The Cleveland Indians drafted Roth in the 31st round (938th overall) of the 2011 Major League Baseball draft. However, Roth chose almost immediately after the 2011 College World Series to return to school, and headed to Alicante (Spain) for a Study Abroad program as part of his International Business degree requirement, and did not sign with the Indians, opting to return to South Carolina for his senior season. Roth was named SEC Co-Pitcher of the Week on February 28, 2012.

==Professional career==
===Los Angeles Angels===
The Los Angeles Angels of Anaheim drafted Roth in the 9th round (297th overall) of the 2012 Major League Baseball draft. He began his professional career in 2012 for the Orem Owlz in the Pioneer League.

Roth pitched for Great Britain in the 2013 World Baseball Classic Qualifiers. In his only game he pitched 3 1/3 innings, giving up four earned runs. Roth possesses dual citizenship with Great Britain and the United States due to his mother's English heritage.

Roth started the 2013 season with the Arkansas Travelers of the Double-A Texas League. He started, and won, their April 9 game against the Midland RockHounds. On April 13, 2013, with 27 innings of minor league experience, the Angels promoted Roth to the major leagues. Roth made his first major league appearance that evening against the Houston Astros, and pitched two innings of hitless, scoreless relief in the Angels' win.

Roth was designated for assignment by the Angels on April 27, 2014. He cleared waivers and was sent outright to Double-A Arkansas on May 1. He was called back up to the majors again on July 5. Roth was designated for assignment again on November 20. He cleared waivers and elected free agency on November 25.

===Cleveland Indians===
On January 6, 2015, Roth signed a minor league contract with the Cleveland Indians organization. On July 28, the Indians selected Roth's contract, adding him to their active roster. However, he did not appear for the team before being designated for assignment on August 5. Roth cleared waivers and was sent outright to the Triple-A Columbus Clippers on August 7. He elected free agency on October 5.

===Texas Rangers===
The Texas Rangers signed Roth to a minor league contract on February 22, 2016. He pitched for the Round Rock Express of the Triple-A Pacific Coast League.
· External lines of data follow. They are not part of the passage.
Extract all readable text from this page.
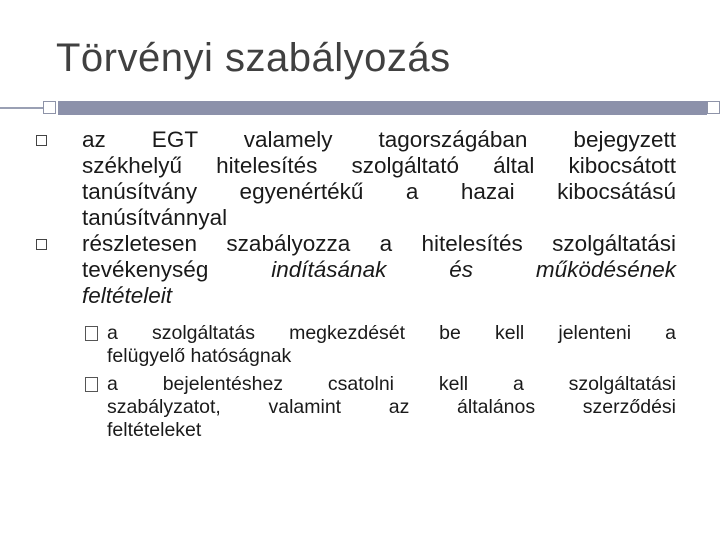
Törvényi szabályozás
az EGT valamely tagországában bejegyzett
székhelyű hitelesítés szolgáltató által kibocsátott
tanúsítvány egyenértékű a hazai kibocsátású
tanúsítvánnyal
részletesen szabályozza a hitelesítés szolgáltatási
tevékenység indításának és működésének
feltételeit
a szolgáltatás megkezdését be kell jelenteni a
felügyelő hatóságnak
a bejelentéshez csatolni kell a szolgáltatási
szabályzatot, valamint az általános szerződési
feltételeket
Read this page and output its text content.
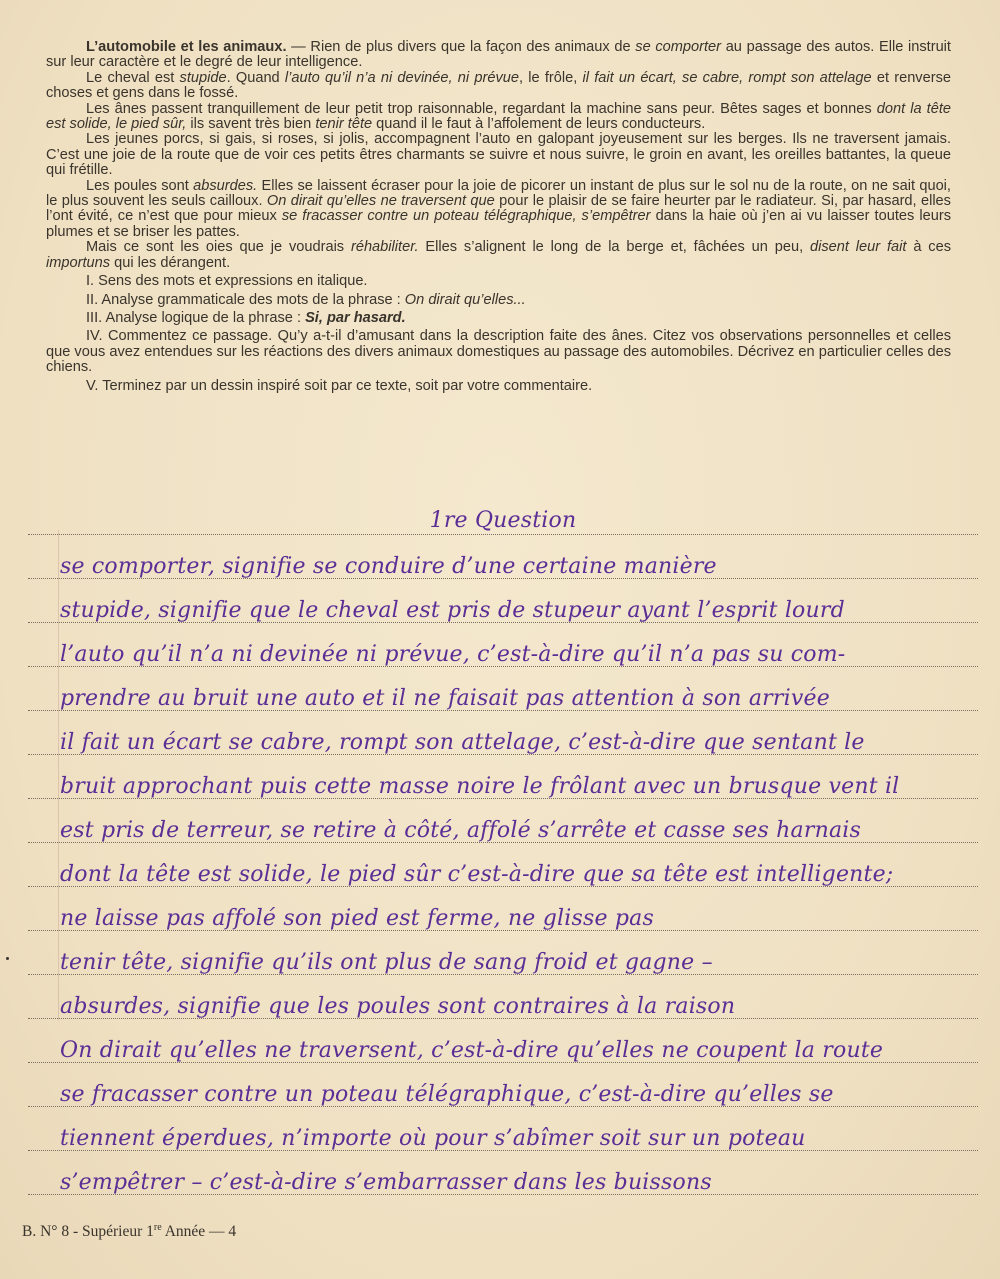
L’automobile et les animaux. — Rien de plus divers que la façon des animaux de se comporter au passage des autos. Elle instruit sur leur caractère et le degré de leur intelligence.

Le cheval est stupide. Quand l’auto qu’il n’a ni devinée, ni prévue, le frôle, il fait un écart, se cabre, rompt son attelage et renverse choses et gens dans le fossé.

Les ânes passent tranquillement de leur petit trop raisonnable, regardant la machine sans peur. Bêtes sages et bonnes dont la tête est solide, le pied sûr, ils savent très bien tenir tête quand il le faut à l’affolement de leurs conducteurs.

Les jeunes porcs, si gais, si roses, si jolis, accompagnent l’auto en galopant joyeusement sur les berges. Ils ne traversent jamais. C’est une joie de la route que de voir ces petits êtres charmants se suivre et nous suivre, le groin en avant, les oreilles battantes, la queue qui frétille.

Les poules sont absurdes. Elles se laissent écraser pour la joie de picorer un instant de plus sur le sol nu de la route, on ne sait quoi, le plus souvent les seuls cailloux. On dirait qu’elles ne traversent que pour le plaisir de se faire heurter par le radiateur. Si, par hasard, elles l’ont évité, ce n’est que pour mieux se fracasser contre un poteau télégraphique, s’empêtrer dans la haie où j’en ai vu laisser toutes leurs plumes et se briser les pattes.

Mais ce sont les oies que je voudrais réhabiliter. Elles s’alignent le long de la berge et, fâchées un peu, disent leur fait à ces importuns qui les dérangent.

I. Sens des mots et expressions en italique.

II. Analyse grammaticale des mots de la phrase : On dirait qu’elles...

III. Analyse logique de la phrase : Si, par hasard.

IV. Commentez ce passage. Qu’y a-t-il d’amusant dans la description faite des ânes. Citez vos observations personnelles et celles que vous avez entendues sur les réactions des divers animaux domestiques au passage des automobiles. Décrivez en particulier celles des chiens.

V. Terminez par un dessin inspiré soit par ce texte, soit par votre commentaire.

1re Question
se comporter, signifie se conduire d’une certaine manière
stupide, signifie que le cheval est pris de stupeur ayant l’esprit lourd
l’auto qu’il n’a ni devinée ni prévue, c’est-à-dire qu’il n’a pas su com-
prendre au bruit une auto et il ne faisait pas attention à son arrivée
il fait un écart se cabre, rompt son attelage, c’est-à-dire que sentant le
bruit approchant puis cette masse noire le frôlant avec un brusque vent il
est pris de terreur, se retire à côté, affolé s’arrête et casse ses harnais
dont la tête est solide, le pied sûr c’est-à-dire que sa tête est intelligente;
ne laisse pas affolé son pied est ferme, ne glisse pas
tenir tête, signifie qu’ils ont plus de sang froid et gagne –
absurdes, signifie que les poules sont contraires à la raison
On dirait qu’elles ne traversent, c’est-à-dire qu’elles ne coupent la route
se fracasser contre un poteau télégraphique, c’est-à-dire qu’elles se
tiennent éperdues, n’importe où pour s’abîmer soit sur un poteau
s’empêtrer – c’est-à-dire s’embarrasser dans les buissons
B. N° 8 - Supérieur 1re Année — 4
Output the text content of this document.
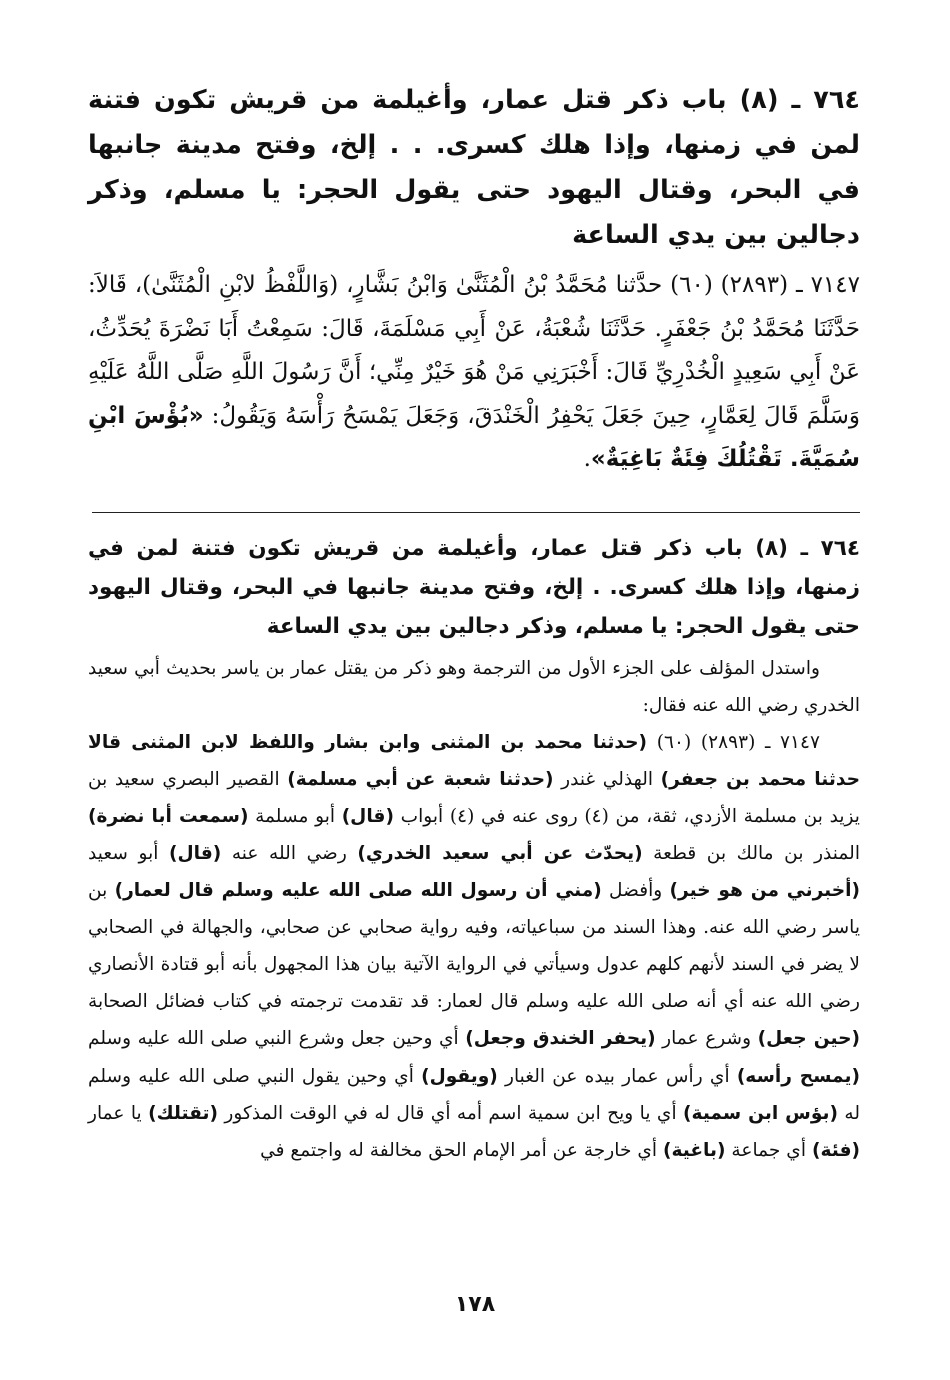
٧٦٤ ـ (٨) باب ذكر قتل عمار، وأغيلمة من قريش تكون فتنة لمن في زمنها، وإذا هلك كسرى. . . إلخ، وفتح مدينة جانبها في البحر، وقتال اليهود حتى يقول الحجر: يا مسلم، وذكر دجالين بين يدي الساعة

٧١٤٧ ـ (٢٨٩٣) (٦٠) حدَّثنا مُحَمَّدُ بْنُ الْمُثَنَّىٰ وَابْنُ بَشَّارٍ، (وَاللَّفْظُ لابْنِ الْمُثَنَّىٰ)، قَالاَ: حَدَّثَنَا مُحَمَّدُ بْنُ جَعْفَرٍ. حَدَّثَنَا شُعْبَةُ، عَنْ أَبِي مَسْلَمَةَ، قَالَ: سَمِعْتُ أَبَا نَضْرَةَ يُحَدِّثُ، عَنْ أَبِي سَعِيدٍ الْخُدْرِيِّ قَالَ: أَخْبَرَنِي مَنْ هُوَ خَيْرٌ مِنِّي؛ أَنَّ رَسُولَ اللَّهِ صَلَّى اللَّهُ عَلَيْهِ وَسَلَّمَ قَالَ لِعَمَّارٍ، حِينَ جَعَلَ يَحْفِرُ الْخَنْدَقَ، وَجَعَلَ يَمْسَحُ رَأْسَهُ وَيَقُولُ: «بُؤْسَ ابْنِ سُمَيَّةَ. تَقْتُلُكَ فِئَةٌ بَاغِيَةٌ».

٧٦٤ ـ (٨) باب ذكر قتل عمار، وأغيلمة من قريش تكون فتنة لمن في زمنها، وإذا هلك كسرى. . إلخ، وفتح مدينة جانبها في البحر، وقتال اليهود حتى يقول الحجر: يا مسلم، وذكر دجالين بين يدي الساعة

واستدل المؤلف على الجزء الأول من الترجمة وهو ذكر من يقتل عمار بن ياسر بحديث أبي سعيد الخدري رضي الله عنه فقال:

٧١٤٧ ـ (٢٨٩٣) (٦٠) (حدثنا محمد بن المثنى وابن بشار واللفظ لابن المثنى قالا حدثنا محمد بن جعفر) الهذلي غندر (حدثنا شعبة عن أبي مسلمة) القصير البصري سعيد بن يزيد بن مسلمة الأزدي، ثقة، من (٤) روى عنه في (٤) أبواب (قال) أبو مسلمة (سمعت أبا نضرة) المنذر بن مالك بن قطعة (يحدّث عن أبي سعيد الخدري) رضي الله عنه (قال) أبو سعيد (أخبرني من هو خير) وأفضل (مني أن رسول الله صلى الله عليه وسلم قال لعمار) بن ياسر رضي الله عنه. وهذا السند من سباعياته، وفيه رواية صحابي عن صحابي، والجهالة في الصحابي لا يضر في السند لأنهم كلهم عدول وسيأتي في الرواية الآتية بيان هذا المجهول بأنه أبو قتادة الأنصاري رضي الله عنه أي أنه صلى الله عليه وسلم قال لعمار: قد تقدمت ترجمته في كتاب فضائل الصحابة (حين جعل) وشرع عمار (يحفر الخندق وجعل) أي وحين جعل وشرع النبي صلى الله عليه وسلم (يمسح رأسه) أي رأس عمار بيده عن الغبار (ويقول) أي وحين يقول النبي صلى الله عليه وسلم له (بؤس ابن سمية) أي يا ويح ابن سمية اسم أمه أي قال له في الوقت المذكور (تقتلك) يا عمار (فئة) أي جماعة (باغية) أي خارجة عن أمر الإمام الحق مخالفة له واجتمع في

١٧٨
On July 3, the Rangers called up Roth from Triple-A after he posted an ERA under 3. He made his Rangers debut the next day, as a relief pitcher in a game against the Boston Red Sox. Roth was designated for assignment after he allowed six runs on 10 hits in 3 2/3 innings against Boston.

===San Francisco Giants===
On November 18, 2016, Roth signed a minor league contract with the San Francisco Giants. In 15 games (11 starts) for the Triple-A Sacramento River Cats, he logged a 4-4 record and 4.68 ERA with 42 strikeouts across 67 1/3 innings pitched. Roth was released by the Giants organization on July 2, 2017.

===Tampa Bay Rays===
On July 9, 2017, Roth signed a minor league contract with the Tampa Bay Rays organization. He made 10 appearances (9 starts) for the Triple–A Durham Bulls, recording a 5.08 ERA with 37 strikeouts in 44 1/3 innings pitched. He elected free agency following the season on November 6.

===Chicago Cubs===
On January 26, 2018, Roth signed a minor league contract with the Chicago Cubs. In 7 games (5 starts) for the Triple-A Iowa Cubs, he registered a 1-2 record and 3.03 ERA with 23 strikeouts over 29 2/3 innings of work.

===Texas Rangers===
On May 25, 2018, Roth was traded to the Texas Rangers and assigned to the Triple–A Round Rock Express. In 14 games (13 starts) for Round Rock, he posted a 5-5 record and 4.90 ERA with 38 strikeouts across 71 2/3 innings pitched. Roth was released by the Rangers organization on August 14.

On December 27, 2018, Roth announced his retirement from baseball.

==International career==
Roth played for Team Great Britain in the 2019 European Baseball Championship and was selected to represent Great Britain at the 2023 World Baseball Classic qualification.

==Personal life==
Roth's father worked as a car salesman, until he quit his job to watch his son pitch in the 2011 College World Series. Roth's mother, Deborah, is English.

Roth married Rachel Sanna on December 17, 2016 in Charleston, South Carolina.